RNA - Myanmar granted specialists from the UN Refugee Agency (UNHCR) and the United Nations Development Program (UNDP) the permission to enter northern Rakhine on Friday before work began on Wednesday, World News reported.
"The team is on the ground and commenced with the first assessments today," UNHCR Spokeswoman Aoife McDonnell said Wednesday.
The UN teams are expected to visit 23 villages and three additional clusters of hamlets. This first step of the UN's "confidence-building measures" is estimated to take two weeks.
The expectation is this "very initial and small step in terms of access will be expanded rapidly to all areas covered" by the deal, McDonnell added.
The access came two months after the UN signed an agreement with Myanmar that would give its agencies access to the epicenter of the Rohingya crisis as members of the persecuted minority fear returning to their home country.

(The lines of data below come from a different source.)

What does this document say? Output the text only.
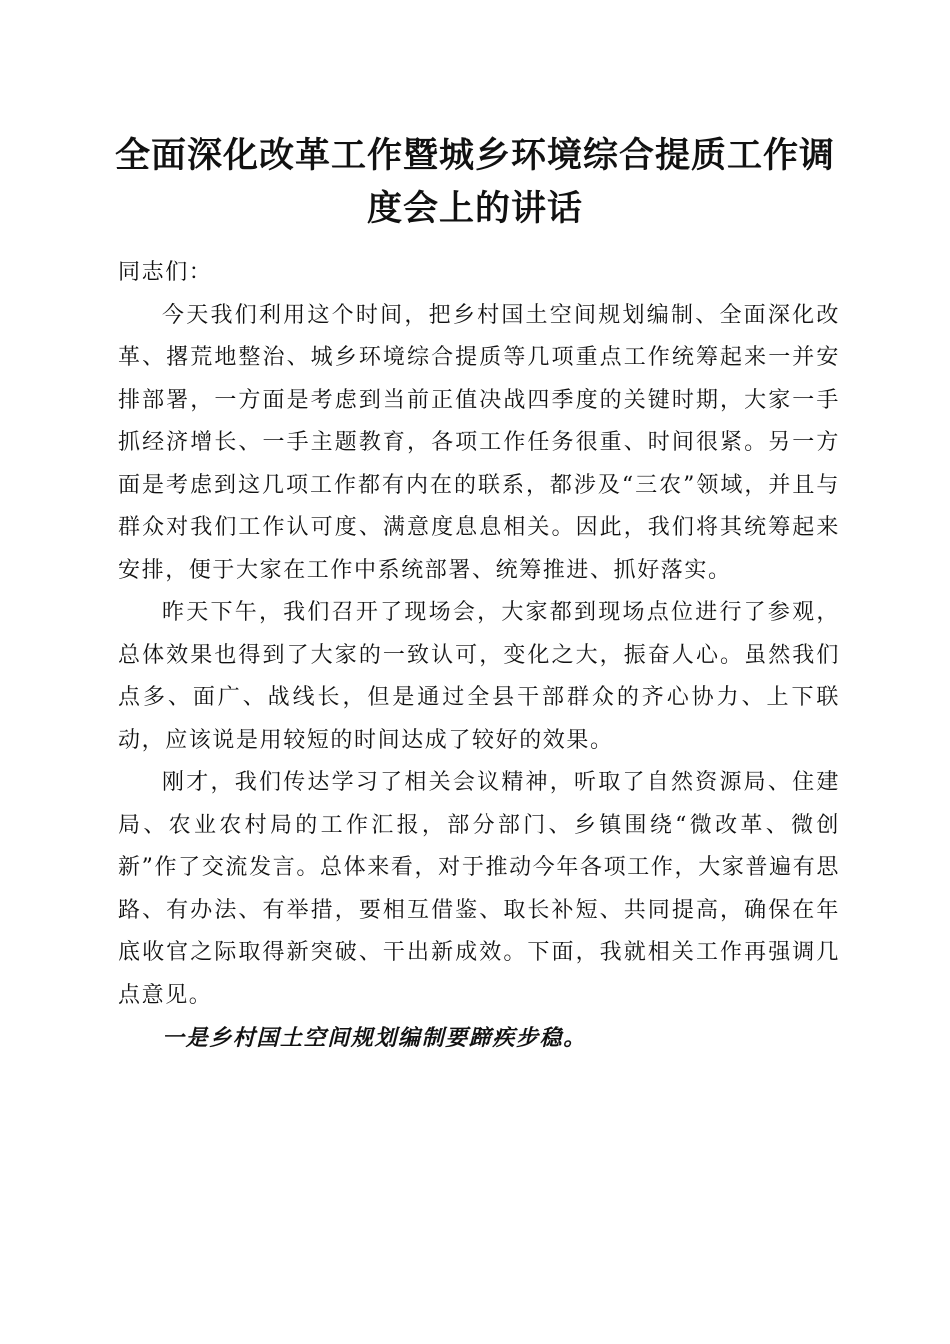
全面深化改革工作暨城乡环境综合提质工作调度会上的讲话

同志们：

今天我们利用这个时间，把乡村国土空间规划编制、全面深化改革、撂荒地整治、城乡环境综合提质等几项重点工作统筹起来一并安排部署，一方面是考虑到当前正值决战四季度的关键时期，大家一手抓经济增长、一手主题教育，各项工作任务很重、时间很紧。另一方面是考虑到这几项工作都有内在的联系，都涉及“三农”领域，并且与群众对我们工作认可度、满意度息息相关。因此，我们将其统筹起来安排，便于大家在工作中系统部署、统筹推进、抓好落实。

昨天下午，我们召开了现场会，大家都到现场点位进行了参观，总体效果也得到了大家的一致认可，变化之大，振奋人心。虽然我们点多、面广、战线长，但是通过全县干部群众的齐心协力、上下联动，应该说是用较短的时间达成了较好的效果。

刚才，我们传达学习了相关会议精神，听取了自然资源局、住建局、农业农村局的工作汇报，部分部门、乡镇围绕“微改革、微创新”作了交流发言。总体来看，对于推动今年各项工作，大家普遍有思路、有办法、有举措，要相互借鉴、取长补短、共同提高，确保在年底收官之际取得新突破、干出新成效。下面，我就相关工作再强调几点意见。

一是乡村国土空间规划编制要蹄疾步稳。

The deal aimed to pave the way for voluntary repatriation of Rohingya refugees.
Myanmar launched a military offensive in August last year while the ensuing violent crackdown has forced nearly 750,000 Rohingya to flee Rakhine state for neighbouring Bangladesh.
Since August 2017, Myanmar's security forces committed nine distinct types of crimes against humanity, including murder, torture, deportation, rape, persecution, enforced disappearance and forced starvation, Amnesty's report said, as it put the responsibility on the army's top ranks.
The rights group announced that there was sufficient evidence to prompt an investigation into whether some or all military officials may have been "directly involved in planning, ordering or committing murder, rape, torture and the burning of villages".
Many Rohingya Muslim refugees express fear of returning to their homeland, where they saw their relatives murdered by soldiers and Buddhist vigilantes. Also, the UN fears the returning refugees won't be given freedom of movement if they return.
The Rohingya have lived in Myanmar for generations but are denied citizenship and are branded illegal immigrants from Bangladesh, which likewise denies them citizenship.
The UN has already described the Rohingya as the most persecuted community in the world, calling the situation in Rakhine similar to “a textbook example of ethnic cleansing".
Bangladesh and Myanmar have also agreed in November last year to begin repatriating the Rohingya but the process has stalled, as the vast majority refuse to contemplate returning until their rights, citizenship and safety are assured.
But, the International Committee of the Red Cross (ICRC) stressed that it is not yet safe for thousands of Rohingya Muslims living in overcrowded refugee camps in Bangladesh to begin returning to their homeland of Rakhine state in Myanmar.
ICRC President Peter Maurer said a lot more was needed to improve the situation he witnessed in Rakhine during an official visit recently.
"What I've seen in terms of destruction of villages, abandonment of situations, disruptions in markets, of livelihood, of communities, I don't think the present moment is an ideal condition to return," Maurer stated in Chakmakul camp for Rohingya refugees in Southeast Bangladesh.
"We need to prepare the ground for returns for those who wish to return," he added.
Aung San Suu Kyi, Myanmar's de factor leader who is also a Nobel Peace laureate, has come under intense criticism across the globe for having refused to hold the perpetrators to account.
The new UN special envoy for Myanmar, Christine Schraner Burgener, has said the Rohingya refugees “have to come back voluntarily, safe, in dignity, and in a sustainable manner”.